コーナーストーン、人材管理のサースで健闘 〜 オラクルら大手に勝る販売

 サース(SaaS)型人材管理ソフトウェアを開発するコーナーストーン・オンデマンド(Cornerstone OnDemand)は、オラクル(Oracle)やSAP、IBMといった技術大手を向こうに回して健闘している。

 コーナーストーン(カリフォルニア州サンタ・モニカ拠点)のソフトウェアは、大手の製品よりも高い評価を多くの業界専門家らから受け、実際、同社製品は現在、企業向け人材管理分野で最も売れている製品となっている。

 インベスターズ・ビジネス・デイリー紙によると、コーナーストーンの四半期業績は4期連続で前年同期比54%、63%、57%、66%という大幅増を記録し、6月30日時点での顧客企業数は1400社、利用者数は1200万人と、1年前の1000社、940万人から大幅に増えている。

 オラクルとSAP、IBMは、企業向け人材管理ソフトウェア市場の潜在性に2011年から目をつけ、過去13ヵ月間にコーナーストーンの競合にあたるタリオ(Taleo)やサクセスファクターズ(SuccessFactors)、ケネクサ(Kenexa)を買収し、同分野におけるクラウド・サービス新興企業への対抗に注力している。

 「企業の投資意欲は、人材管理を含む特定分野においては今も高い」と、ノースランド・キャピタル・マーケッツのスコット・バーグ氏は話す。他社が買収されていることから、コーナーストーンが「唯一の新興独立系大手」になった今、コーナーストーンへの注目はさらに高まっている。

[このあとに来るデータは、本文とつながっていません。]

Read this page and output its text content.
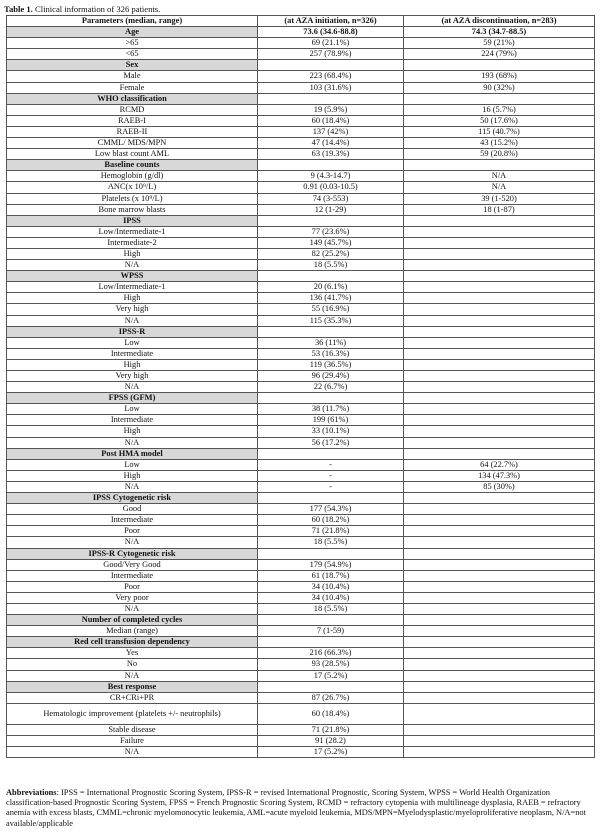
Table 1. Clinical information of 326 patients.
Parameters (median, range)	(at AZA initiation, n=326)	(at AZA discontinuation, n=283)
Age	73.6 (34.6-88.8)	74.3 (34.7-88.5)
>65	69 (21.1%)	59 (21%)
<65	257 (78.9%)	224 (79%)
Sex		
Male	223 (68.4%)	193 (68%)
Female	103 (31.6%)	90 (32%)
WHO classification		
RCMD	19 (5.9%)	16 (5.7%)
RAEB-I	60 (18.4%)	50 (17.6%)
RAEB-II	137 (42%)	115 (40.7%)
CMML/ MDS/MPN	47 (14.4%)	43 (15.2%)
Low blast count AML	63 (19.3%)	59 (20.8%)
Baseline counts		
Hemoglobin (g/dl)	9 (4.3-14.7)	N/A
ANC(x 10⁹/L)	0.91 (0.03-10.5)	N/A
Platelets (x 10⁹/L)	74 (3-553)	39 (1-520)
Bone marrow blasts	12 (1-29)	18 (1-87)
IPSS		
Low/Intermediate-1	77 (23.6%)	
Intermediate-2	149 (45.7%)	
High	82 (25.2%)	
N/A	18 (5.5%)	
WPSS		
Low/Intermediate-1	20 (6.1%)	
High	136 (41.7%)	
Very high	55 (16.9%)	
N/A	115 (35.3%)	
IPSS-R		
Low	36 (11%)	
Intermediate	53 (16.3%)	
High	119 (36.5%)	
Very high	96 (29.4%)	
N/A	22 (6.7%)	
FPSS (GFM)		
Low	38 (11.7%)	
Intermediate	199 (61%)	
High	33 (10.1%)	
N/A	56 (17.2%)	
Post HMA model		
Low	-	64 (22.7%)
High	-	134 (47.3%)
N/A	-	85 (30%)
IPSS Cytogenetic risk		
Good	177 (54.3%)	
Intermediate	60 (18.2%)	
Poor	71 (21.8%)	
N/A	18 (5.5%)	
IPSS-R Cytogenetic risk		
Good/Very Good	179 (54.9%)	
Intermediate	61 (18.7%)	
Poor	34 (10.4%)	
Very poor	34 (10.4%)	
N/A	18 (5.5%)	
Number of completed cycles		
Median (range)	7 (1-59)	
Red cell transfusion dependency		
Yes	216 (66.3%)	
No	93 (28.5%)	
N/A	17 (5.2%)	
Best response		
CR+CRi+PR	87 (26.7%)	
Hematologic improvement (platelets +/- neutrophils)	60 (18.4%)	
Stable disease	71 (21.8%)	
Failure	91 (28.2)	
N/A	17 (5.2%)	
Abbreviations: IPSS = International Prognostic Scoring System, IPSS-R = revised International Prognostic, Scoring System, WPSS = World Health Organization classification-based Prognostic Scoring System, FPSS = French Prognostic Scoring System, RCMD = refractory cytopenia with multilineage dysplasia, RAEB = refractory anemia with excess blasts, CMML=chronic myelomonocytic leukemia, AML=acute myeloid leukemia, MDS/MPN=Myelodysplastic/myeloproliferative neoplasm, N/A=not available/applicable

 「コーナーストーンは、人材管理や新人研修に関するすべての主要要素を提供している」「同じプラットフォーム上で構築されているため、統合も完全に行われている」とIDCのリサ・ローワン氏は説明する。

 コーナーストーンが現在注力しているのは、ソーシャル機能とモバイル機能をサース型人材管理ソフトウェア製品に組み込み、それを最適化することだ。「(それらが)人材管理分野の2大傾向」だとバーグ氏は説明する。

 野村証券のリック・シャーランド氏は、コーナーストーンの成功の要因として、使いやすく幅広い製品群を積極的に構築したことを挙げる。しかし、オラクルやSAPが買収資産の統合を進めるにつれ、追い上げられる可能性はあると同氏はみている。

 「長期的には、オラクルとSAPの製品統合の進化と強力な営業力がコーナーストーンにとって脅威になるだろう」と、シャーランド氏は報告書で指摘する。